Based on reading javadocs, I would conclude that yes.

  • If the interrupted status does not have the “volatile like” semantics, there is no documented way to solve the (hypothetical) need to “happen earlier”. Without this, you could not be sure that interrupts would work. But they...

  • The interrupt status is not described in terms of reading and writing memory. Therefore, there is no reason to believe that the memory model is applied.

And, as it turned out, the interrupt behavior is specified in JLS 17.2.3 . Then, in JLS 17.4.4, interrupts are specifically referred to as defining the synchronization order:

"If thread T1 interrupts thread T2, the interrupt from T1 is synchronized to any point where any other thread (including T2) determines that T2 was interrupted (by throwing an InterruptedException or by calling Thread.interrupted or Thread.isInterrupted)."

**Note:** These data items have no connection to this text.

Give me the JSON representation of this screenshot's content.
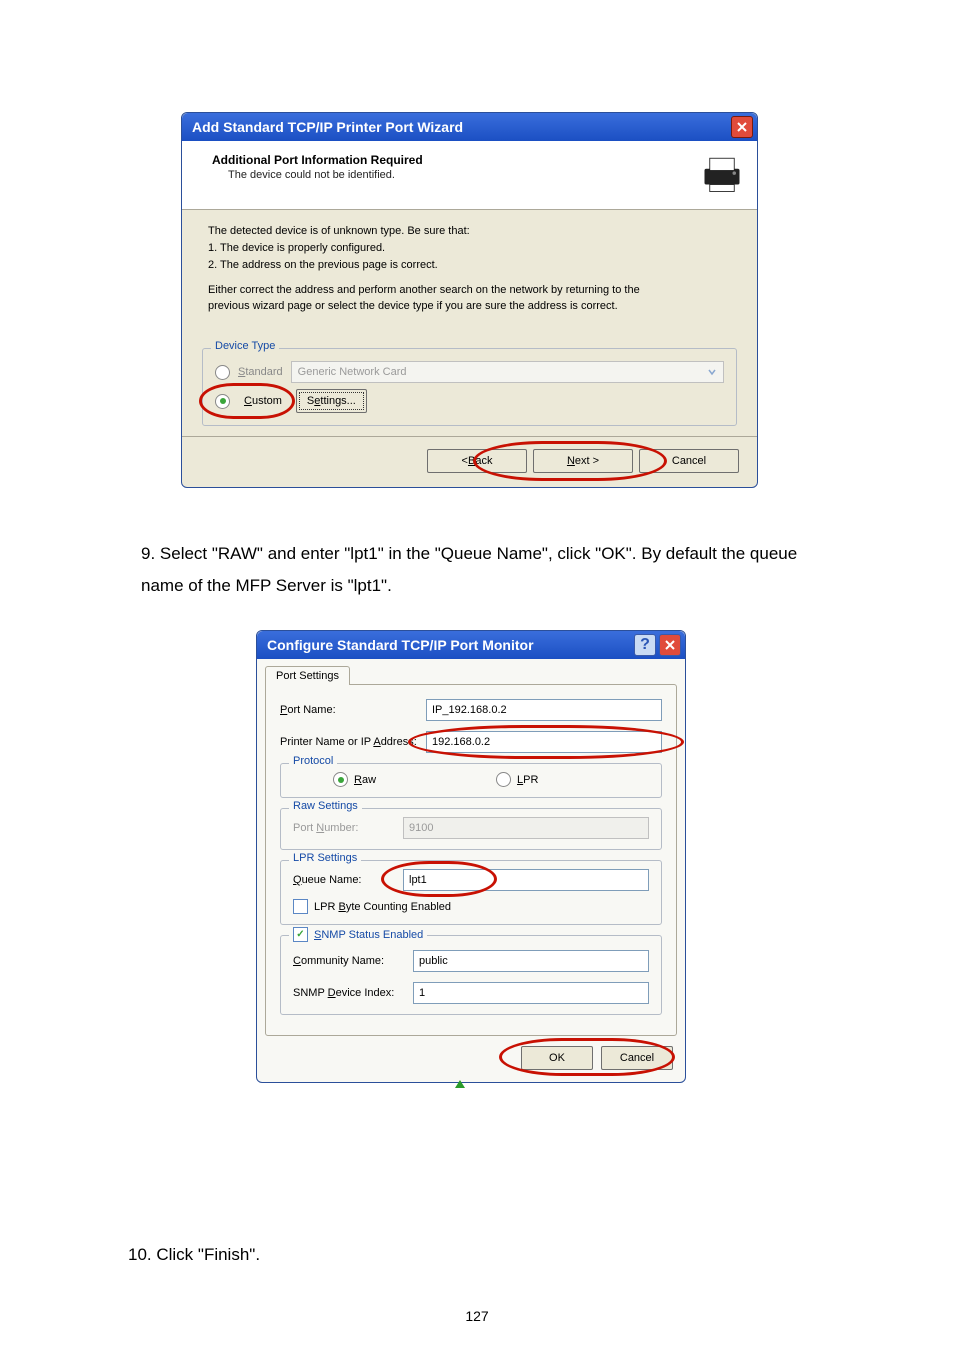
{
  "dlg1": {
    "title": "Add Standard TCP/IP Printer Port Wizard",
    "header_title": "Additional Port Information Required",
    "header_sub": "The device could not be identified.",
    "body_l1": "The detected device is of unknown type.  Be sure that:",
    "body_l2": "1.  The device is properly configured.",
    "body_l3": "2.  The address on the previous page is correct.",
    "body_p2a": "Either correct the address and perform another search on the network by returning to the",
    "body_p2b": "previous wizard page or select the device type if you are sure the address is correct.",
    "fieldset_legend": "Device Type",
    "std_label_pre": "S",
    "std_label_post": "tandard",
    "combo_text": "Generic Network Card",
    "custom_label_pre": "C",
    "custom_label_post": "ustom",
    "settings_label_pre": "S",
    "settings_label_mid": "e",
    "settings_label_post": "ttings...",
    "back_pre": "< ",
    "back_u": "B",
    "back_post": "ack",
    "next_u": "N",
    "next_post": "ext >",
    "cancel": "Cancel"
  },
  "instr9": "9.  Select \"RAW\" and enter \"lpt1\" in the \"Queue Name\", click \"OK\". By default the queue name of the MFP Server is \"lpt1\".",
  "instr10": "10. Click \"Finish\".",
  "dlg2": {
    "title": "Configure Standard TCP/IP Port Monitor",
    "tab": "Port Settings",
    "port_name_lbl_u": "P",
    "port_name_lbl_post": "ort Name:",
    "port_name_val": "IP_192.168.0.2",
    "printer_lbl_pre": "Printer Name or IP ",
    "printer_lbl_u": "A",
    "printer_lbl_post": "ddress:",
    "printer_val": "192.168.0.2",
    "protocol_legend": "Protocol",
    "raw_u": "R",
    "raw_post": "aw",
    "lpr_u": "L",
    "lpr_post": "PR",
    "raw_settings_legend": "Raw Settings",
    "portnum_lbl_pre": "Port ",
    "portnum_lbl_u": "N",
    "portnum_lbl_post": "umber:",
    "portnum_val": "9100",
    "lpr_settings_legend": "LPR Settings",
    "queue_lbl_u": "Q",
    "queue_lbl_post": "ueue Name:",
    "queue_val": "lpt1",
    "lpr_byte_pre": "LPR ",
    "lpr_byte_u": "B",
    "lpr_byte_post": "yte Counting Enabled",
    "snmp_u": "S",
    "snmp_post": "NMP Status Enabled",
    "comm_lbl_u": "C",
    "comm_lbl_post": "ommunity Name:",
    "comm_val": "public",
    "idx_lbl_pre": "SNMP ",
    "idx_lbl_u": "D",
    "idx_lbl_post": "evice Index:",
    "idx_val": "1",
    "ok": "OK",
    "cancel": "Cancel",
    "help": "?"
  },
  "pagenum": "127"
}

Bottom line - The behavior of "volatile like" is guaranteed.


Also, I wonder, have you ever used breaks? Flying logic flag seems more reliable

Of course yes. Your conclusion that interrupts are unreliable is based on (IMO) the wrong mental model of how they are implemented. In addition, interrupts have special (and useful) behavior for target threads that are blocked in sleep or wait calls, etc.

The only significant drawback of interrupts is that they are indiscriminate. Any thread can interrupt any other. In contrast, if you use volatile boolean, you have more control over which threads can be “interrupted” by others (using access modifiers, using shared objects, etc.).